Hacía tiempo que no me pasaba algo así, pero anoche la magia volvió a nacer de la nada. Como una cerilla encendida en medio de un campo desértico. Anoche, como te digo, empecé a leer un libro y conforme pasaba las páginas me di cuenta que no era un libro cualquiera. Y el autor tampoco era un cualquiera, era una de esas almas desquiciadas por la soledad y la locura. Pero muy humano, aunque el tipo se pusiera de ácido hasta las cejas. Y yo pasaba las hojas de ese libro y quería subrayarlo entero, quería memorizar cada una esas frases maravillosas, quería grabarlas a fuego en mi memoria y hacerlas indelegnes al olvido.

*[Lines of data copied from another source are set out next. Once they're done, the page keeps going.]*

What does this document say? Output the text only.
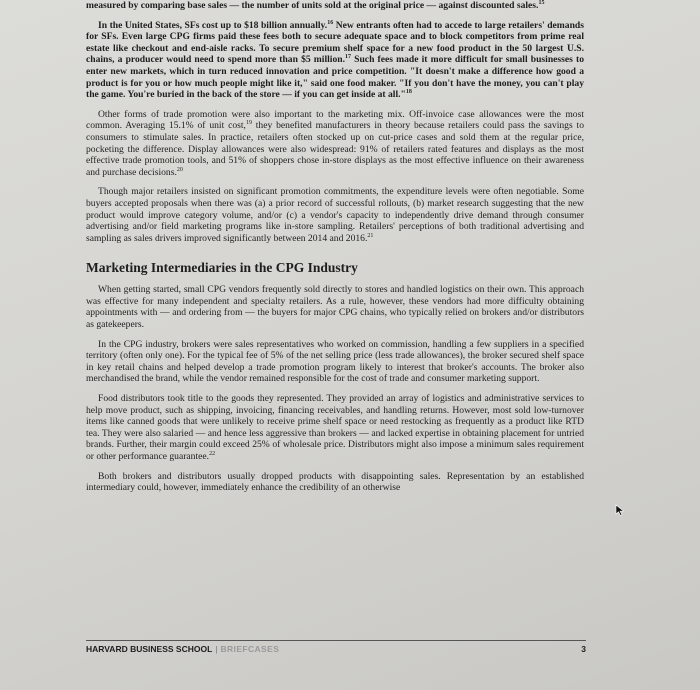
measured by comparing base sales — the number of units sold at the original price — against discounted sales.$^{15}$

In the United States, SFs cost up to $18 billion annually.$^{16}$ New entrants often had to accede to large retailers' demands for SFs. Even large CPG firms paid these fees both to secure adequate space and to block competitors from prime real estate like checkout and end-aisle racks. To secure premium shelf space for a new food product in the 50 largest U.S. chains, a producer would need to spend more than $5 million.$^{17}$ Such fees made it more difficult for small businesses to enter new markets, which in turn reduced innovation and price competition. "It doesn't make a difference how good a product is for you or how much people might like it," said one food maker. "If you don't have the money, you can't play the game. You're buried in the back of the store — if you can get inside at all."$^{18}$

Other forms of trade promotion were also important to the marketing mix. Off-invoice case allowances were the most common. Averaging 15.1% of unit cost,$^{19}$ they benefited manufacturers in theory because retailers could pass the savings to consumers to stimulate sales. In practice, retailers often stocked up on cut-price cases and sold them at the regular price, pocketing the difference. Display allowances were also widespread: 91% of retailers rated features and displays as the most effective trade promotion tools, and 51% of shoppers chose in-store displays as the most effective influence on their awareness and purchase decisions.$^{20}$

Though major retailers insisted on significant promotion commitments, the expenditure levels were often negotiable. Some buyers accepted proposals when there was (a) a prior record of successful rollouts, (b) market research suggesting that the new product would improve category volume, and/or (c) a vendor's capacity to independently drive demand through consumer advertising and/or field marketing programs like in-store sampling. Retailers' perceptions of both traditional advertising and sampling as sales drivers improved significantly between 2014 and 2016.21

Marketing Intermediaries in the CPG Industry

When getting started, small CPG vendors frequently sold directly to stores and handled logistics on their own. This approach was effective for many independent and specialty retailers. As a rule, however, these vendors had more difficulty obtaining appointments with — and ordering from — the buyers for major CPG chains, who typically relied on brokers and/or distributors as gatekeepers.

In the CPG industry, brokers were sales representatives who worked on commission, handling a few suppliers in a specified territory (often only one). For the typical fee of 5% of the net selling price (less trade allowances), the broker secured shelf space in key retail chains and helped develop a trade promotion program likely to interest that broker's accounts. The broker also merchandised the brand, while the vendor remained responsible for the cost of trade and consumer marketing support.

Food distributors took title to the goods they represented. They provided an array of logistics and administrative services to help move product, such as shipping, invoicing, financing receivables, and handling returns. However, most sold low-turnover items like canned goods that were unlikely to receive prime shelf space or need restocking as frequently as a product like RTD tea. They were also salaried — and hence less aggressive than brokers — and lacked expertise in obtaining placement for untried brands. Further, their margin could exceed 25% of wholesale price. Distributors might also impose a minimum sales requirement or other performance guarantee.$^{22}$

Both brokers and distributors usually dropped products with disappointing sales. Representation by an established intermediary could, however, immediately enhance the credibility of an otherwise

HARVARD BUSINESS SCHOOL | BRIEFCASES	3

Era tarde ya y no había sido un día fácil que digamos, el cansancio empezaba a hacerse notar. Los párpados me pesaban como si fuesen de plomo, pero no podía apartar la vista de aquellas líneas. No podía parar. Tenía que terminarlo esa misma noche. Y lo terminé, serían poco más de las tres de la mañana y allí estaba yo, sonriendo y satisfecha. Miraba aquel libro como los musulmanes el Corán o los judíos la Torá, con admiración y respeto.
A la mañana siguiente estaba yo estudiando cuando me golpeó de pronto una oleada de sensaciones fantásticas. A veces me pasa eso, me entran unas ganas tremendas de escribir en los momentos y lugares más inesperados y tengo que dejar todo lo que esté haciendo en ese preciso instante y ponerme a ello de inmediato, antes de que esa cosa que algunos llaman inspiración vuelva a esfumarse. Y eso hice, me puse a escribir y saqué este texto. Sabía que tenía que escribir de esa noche y de ese libro, aunque al resto del mundo le importe una mierda este hecho tan mundano o aunque se mueran de ganas por saber el nombre del libro.
En estos momentos me invade una especie clarividencia. Es como si de repente lo viese todo con una nitidez asombrosa. Es como si todas las células de mi cuerpo hubiesen hecho conexión al mismo tiempo, como una pequeña revolución interior que acaba en mis dedos mientras tecleo cada una de estas palabras.